Por sentença proferida em 12/02/2019, o Tribunal a quo julgou totalmente procedente a ação intentada pelo Autor contra a Ré e, em consequência (i) declarou a nulidade do contrato de empreitada de obras pública celebrados entre a Autora e a Ré, (ii) condenou a Ré a pagar à Autora o montante de EUR 91 818,00, acrescido de IVA à taxa em vigor, bem como a pagar os respetivos juros de mora devidos à taxa legal desde a citação até integral pagamento, e (iii) condenou a Autora ao pagamento de uma multa por litigância de má-fé, no valor de 2 UC, absolvendo a Autora e Ré dos demais pedidos formulados pelas partes em decorrência da litigância de má-fé.

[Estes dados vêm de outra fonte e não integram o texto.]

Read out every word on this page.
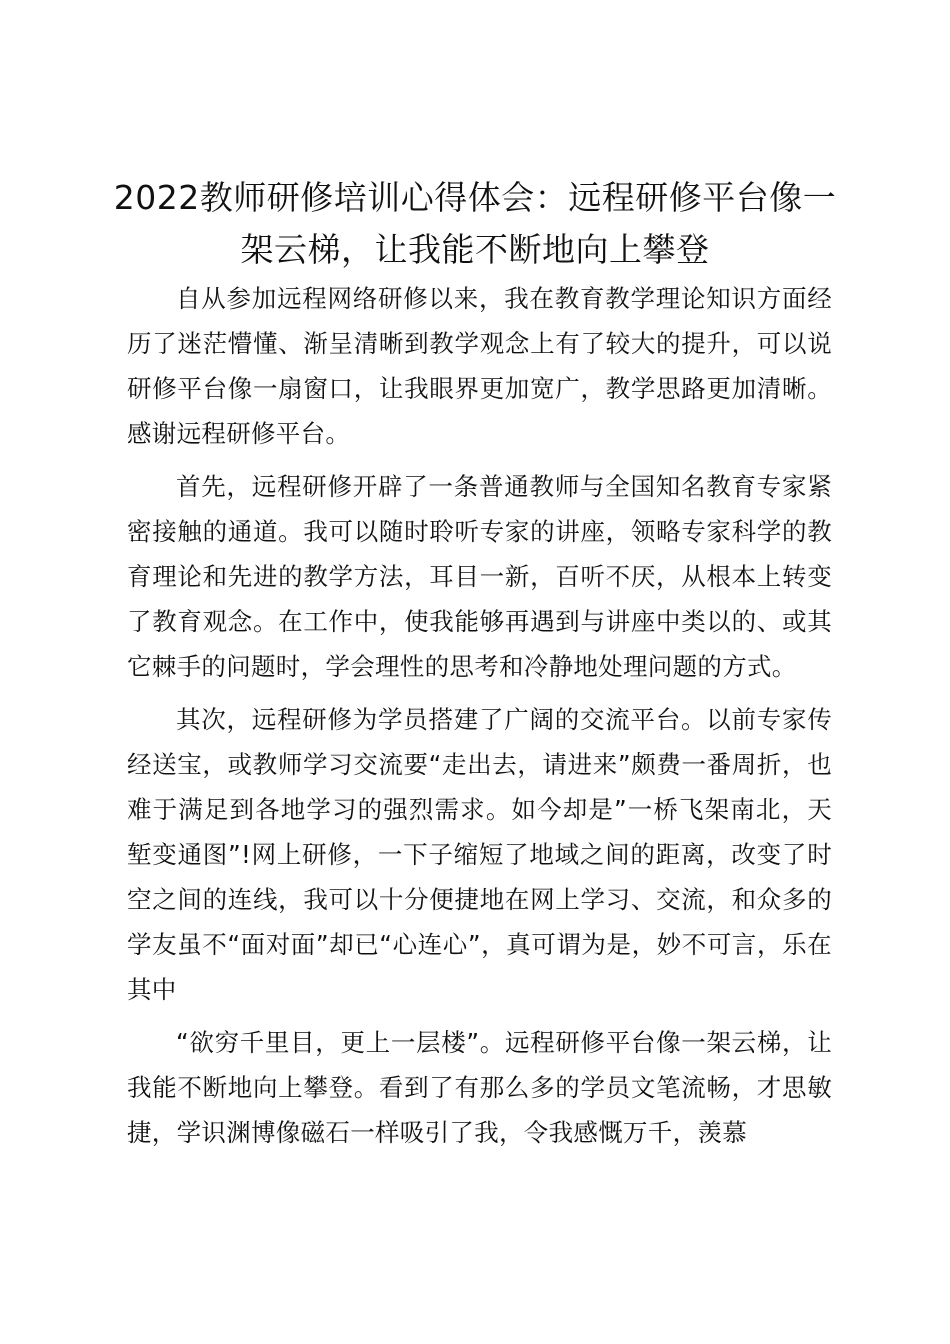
2022教师研修培训心得体会：远程研修平台像一架云梯，让我能不断地向上攀登

自从参加远程网络研修以来，我在教育教学理论知识方面经历了迷茫懵懂、渐呈清晰到教学观念上有了较大的提升，可以说研修平台像一扇窗口，让我眼界更加宽广，教学思路更加清晰。感谢远程研修平台。

首先，远程研修开辟了一条普通教师与全国知名教育专家紧密接触的通道。我可以随时聆听专家的讲座，领略专家科学的教育理论和先进的教学方法，耳目一新，百听不厌，从根本上转变了教育观念。在工作中，使我能够再遇到与讲座中类以的、或其它棘手的问题时，学会理性的思考和冷静地处理问题的方式。

其次，远程研修为学员搭建了广阔的交流平台。以前专家传经送宝，或教师学习交流要“走出去，请进来”颇费一番周折，也难于满足到各地学习的强烈需求。如今却是”一桥飞架南北，天堑变通图”!网上研修，一下子缩短了地域之间的距离，改变了时空之间的连线，我可以十分便捷地在网上学习、交流，和众多的学友虽不“面对面”却已“心连心”，真可谓为是，妙不可言，乐在其中

“欲穷千里目，更上一层楼”。远程研修平台像一架云梯，让我能不断地向上攀登。看到了有那么多的学员文笔流畅，才思敏捷，学识渊博像磁石一样吸引了我，令我感慨万千，羡慕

  1. Face à prova produzida em julgamento, os factos plasmados nos pontos 1, 3, 4, 5 e 6 dos factos dados como provados na sentença em crise deveriam ser dados como não provados.

  2. Ao dar como provados tais factos (os quais, na perspetiva da Recorrente, deveriam ter sido dados como não provados), o Tribunal de primeira instância incorreu em manifesto erro de julgamento e em errada valoração da prova produzida em sede de audiência de discussão e julgamento.

  3. Dessarte, a prova produzida nos autos não permite imputar as obras em causa à Ré.

  4. Um dos aspetos centrais para responsabilizar alguém pelo cumprimento de obrigações contratuais é a demonstração de que se realizou um contrato entre as partes.

  5. No caso sub judicius, em decorrência da necessária alteração da matéria de facto (dando como não provados os factos acima referidos, que foram erradamente levados ao rol dos factos assentes), não existe prova de que a Ré e a Autora alguma vez tenham realizado qualquer contrato referente aos trabalhos em causa.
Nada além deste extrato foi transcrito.